JL : Est-ce que les entreprises sont vraiment aptes à évaluer où elles en sont ?

EG : Il y a un décalage entre perception et réalité. Les entreprises s’estiment à la moitié du chemin, et lorsqu’on fait des mesures objectives de la technologie, des données et du contenu, on se rend compte que les entreprises sont plutôt au tiers du chemin. Pour l’instant, elles ont fait le tiers le plus facile, c’est-à-dire injecter des données pour faire du marketing plus segmenté. Ce n’est que de l’optimisation.

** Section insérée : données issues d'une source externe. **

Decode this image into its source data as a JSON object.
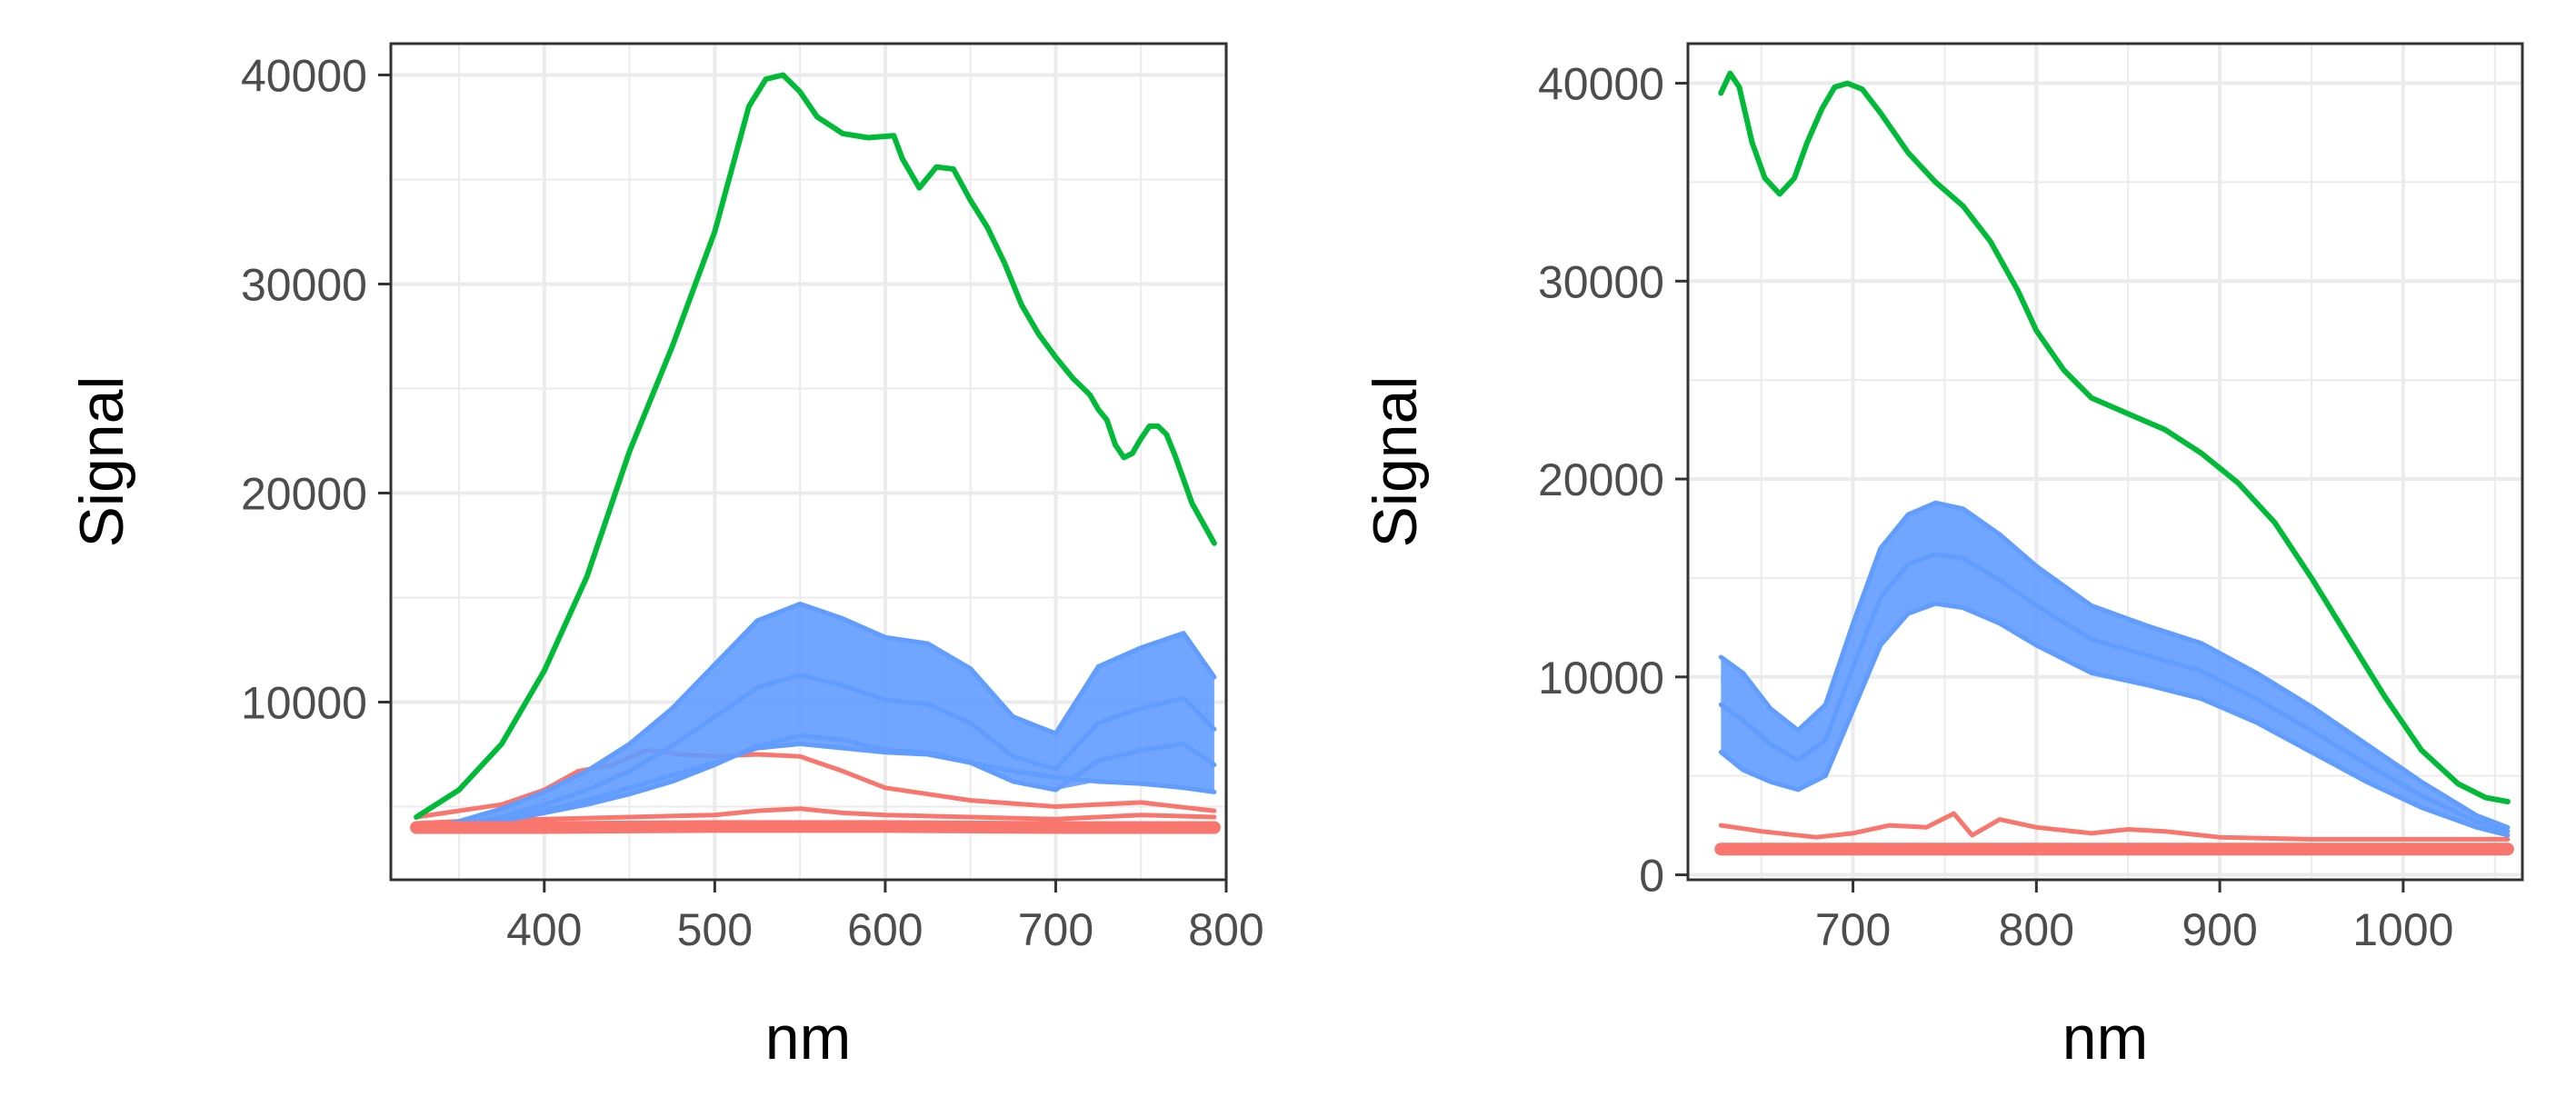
{
  "chart_data": [
    {
      "type": "line",
      "title": "",
      "xlabel": "nm",
      "ylabel": "Signal",
      "xlim": [
        310,
        800
      ],
      "ylim": [
        1500,
        41500
      ],
      "x_ticks": [
        "400",
        "500",
        "600",
        "700",
        "800"
      ],
      "y_ticks": [
        "10000",
        "20000",
        "30000",
        "40000"
      ],
      "grid": true,
      "legend": "none",
      "colors": {
        "green": "#00BA38",
        "blue": "#619CFF",
        "red": "#F8766D"
      },
      "series": [
        {
          "color": "#00BA38",
          "x": [
            325,
            350,
            375,
            400,
            425,
            450,
            475,
            500,
            510,
            520,
            530,
            540,
            550,
            560,
            575,
            590,
            605,
            610,
            620,
            630,
            640,
            650,
            660,
            670,
            680,
            690,
            700,
            710,
            720,
            725,
            730,
            735,
            740,
            745,
            750,
            755,
            760,
            765,
            770,
            780,
            793
          ],
          "y": [
            4500,
            5800,
            8000,
            11500,
            16000,
            22000,
            27000,
            32500,
            35500,
            38500,
            39800,
            40000,
            39200,
            38000,
            37200,
            37000,
            37100,
            36000,
            34600,
            35600,
            35500,
            34000,
            32700,
            31000,
            29000,
            27600,
            26500,
            25500,
            24700,
            24000,
            23500,
            22300,
            21700,
            21900,
            22600,
            23200,
            23200,
            22800,
            21800,
            19500,
            17600
          ]
        },
        {
          "color": "#619CFF",
          "x": [
            325,
            350,
            375,
            400,
            425,
            450,
            475,
            500,
            525,
            550,
            575,
            600,
            625,
            650,
            675,
            700,
            725,
            750,
            775,
            793
          ],
          "y": [
            3900,
            4300,
            4900,
            5700,
            6700,
            8000,
            9700,
            11800,
            13900,
            14700,
            14000,
            13100,
            12800,
            11600,
            9300,
            8500,
            11700,
            12600,
            13300,
            11200
          ]
        },
        {
          "color": "#619CFF",
          "x": [
            325,
            350,
            375,
            400,
            425,
            450,
            475,
            500,
            525,
            550,
            575,
            600,
            625,
            650,
            675,
            700,
            725,
            750,
            775,
            793
          ],
          "y": [
            3900,
            4100,
            4400,
            4800,
            5300,
            5900,
            6500,
            7100,
            7800,
            8000,
            7800,
            7600,
            7500,
            7100,
            6700,
            6400,
            6200,
            6100,
            5900,
            5700
          ]
        },
        {
          "color": "#619CFF",
          "x": [
            325,
            350,
            375,
            400,
            425,
            450,
            475,
            500,
            525,
            550,
            575,
            600,
            625,
            650,
            675,
            700,
            725,
            750,
            775,
            793
          ],
          "y": [
            3800,
            4100,
            4500,
            5100,
            5800,
            6700,
            7900,
            9300,
            10700,
            11300,
            10800,
            10100,
            9900,
            9000,
            7400,
            6800,
            9000,
            9700,
            10200,
            8700
          ]
        },
        {
          "color": "#619CFF",
          "x": [
            325,
            350,
            375,
            400,
            425,
            450,
            475,
            500,
            525,
            550,
            575,
            600,
            625,
            650,
            675,
            700,
            725,
            750,
            775,
            793
          ],
          "y": [
            3800,
            4000,
            4300,
            4700,
            5100,
            5600,
            6200,
            7000,
            7900,
            8400,
            8200,
            7700,
            7600,
            7100,
            6200,
            5800,
            7200,
            7700,
            8000,
            7000
          ]
        },
        {
          "color": "#F8766D",
          "x": [
            325,
            350,
            375,
            400,
            420,
            440,
            460,
            480,
            500,
            525,
            550,
            575,
            600,
            650,
            700,
            750,
            793
          ],
          "y": [
            4500,
            4800,
            5100,
            5800,
            6700,
            7000,
            7700,
            7500,
            7400,
            7500,
            7400,
            6700,
            5900,
            5300,
            5000,
            5200,
            4800
          ]
        },
        {
          "color": "#F8766D",
          "x": [
            325,
            350,
            375,
            400,
            450,
            500,
            525,
            550,
            575,
            600,
            650,
            700,
            750,
            793
          ],
          "y": [
            4200,
            4300,
            4350,
            4400,
            4500,
            4600,
            4800,
            4900,
            4700,
            4600,
            4500,
            4400,
            4600,
            4500
          ]
        },
        {
          "color": "#F8766D",
          "x": [
            325,
            400,
            500,
            600,
            700,
            793
          ],
          "y": [
            4000,
            4000,
            4050,
            4050,
            4000,
            4000
          ]
        }
      ]
    },
    {
      "type": "line",
      "title": "",
      "xlabel": "nm",
      "ylabel": "Signal",
      "xlim": [
        610,
        1065
      ],
      "ylim": [
        -250,
        42000
      ],
      "x_ticks": [
        "700",
        "800",
        "900",
        "1000"
      ],
      "y_ticks": [
        "0",
        "10000",
        "20000",
        "30000",
        "40000"
      ],
      "grid": true,
      "legend": "none",
      "colors": {
        "green": "#00BA38",
        "blue": "#619CFF",
        "red": "#F8766D"
      },
      "series": [
        {
          "color": "#00BA38",
          "x": [
            628,
            633,
            638,
            645,
            652,
            660,
            668,
            675,
            683,
            690,
            697,
            705,
            715,
            730,
            745,
            760,
            775,
            790,
            800,
            815,
            830,
            850,
            870,
            890,
            910,
            930,
            950,
            970,
            990,
            1010,
            1030,
            1045,
            1057
          ],
          "y": [
            39500,
            40500,
            39800,
            37000,
            35200,
            34400,
            35200,
            37000,
            38700,
            39800,
            40000,
            39700,
            38500,
            36500,
            35000,
            33800,
            32000,
            29500,
            27500,
            25500,
            24100,
            23300,
            22500,
            21300,
            19800,
            17800,
            15000,
            12000,
            9000,
            6300,
            4600,
            3900,
            3700
          ]
        },
        {
          "color": "#619CFF",
          "x": [
            628,
            640,
            655,
            670,
            685,
            700,
            715,
            730,
            745,
            760,
            780,
            800,
            830,
            860,
            890,
            920,
            950,
            980,
            1010,
            1040,
            1057
          ],
          "y": [
            11000,
            10200,
            8400,
            7300,
            8600,
            12700,
            16500,
            18200,
            18800,
            18500,
            17200,
            15600,
            13600,
            12600,
            11700,
            10200,
            8500,
            6600,
            4700,
            3000,
            2400
          ]
        },
        {
          "color": "#619CFF",
          "x": [
            628,
            640,
            655,
            670,
            685,
            700,
            715,
            730,
            745,
            760,
            780,
            800,
            830,
            860,
            890,
            920,
            950,
            980,
            1010,
            1040,
            1057
          ],
          "y": [
            6200,
            5300,
            4700,
            4300,
            5000,
            8300,
            11600,
            13200,
            13700,
            13500,
            12700,
            11600,
            10200,
            9600,
            8900,
            7700,
            6200,
            4700,
            3400,
            2400,
            2000
          ]
        },
        {
          "color": "#619CFF",
          "x": [
            628,
            640,
            655,
            670,
            685,
            700,
            715,
            730,
            745,
            760,
            780,
            800,
            830,
            860,
            890,
            920,
            950,
            980,
            1010,
            1040,
            1057
          ],
          "y": [
            8600,
            7800,
            6600,
            5800,
            6800,
            10500,
            14000,
            15700,
            16200,
            16000,
            14900,
            13600,
            11900,
            11100,
            10300,
            8900,
            7300,
            5600,
            4000,
            2700,
            2200
          ]
        },
        {
          "color": "#F8766D",
          "x": [
            628,
            650,
            680,
            700,
            720,
            740,
            755,
            765,
            780,
            800,
            830,
            850,
            870,
            900,
            950,
            1000,
            1057
          ],
          "y": [
            2500,
            2200,
            1900,
            2100,
            2500,
            2400,
            3100,
            2000,
            2800,
            2400,
            2100,
            2300,
            2200,
            1900,
            1800,
            1800,
            1800
          ]
        },
        {
          "color": "#F8766D",
          "x": [
            628,
            700,
            800,
            900,
            1000,
            1057
          ],
          "y": [
            1300,
            1300,
            1300,
            1300,
            1300,
            1300
          ]
        }
      ]
    }
  ]
}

Par contre, on ne peut pas dire que pour les entreprises, la donnée est le moteur de décision et le moteur du marketing. Les entreprises sont devant les 2/3 les plus durs, qui sont liés à une transformation d’ADN, une refonte de l’organisation et une refonte de la chaîne de valeur marketing. Et donc, c’est ça qui est profondément lié à la transformation digitale. La transformation digitale est plutôt le moyen et la customer centricity l’objectif.

Les gens sont perdus dans les moyens et dans la résolution des problématiques. Mais il ne faut pas perdre l’objectif final, qui, en tout cas en termes marketing, est cette capacité que doit avoir une entreprise à parler le langage du client, et à réagir de manière individualisée.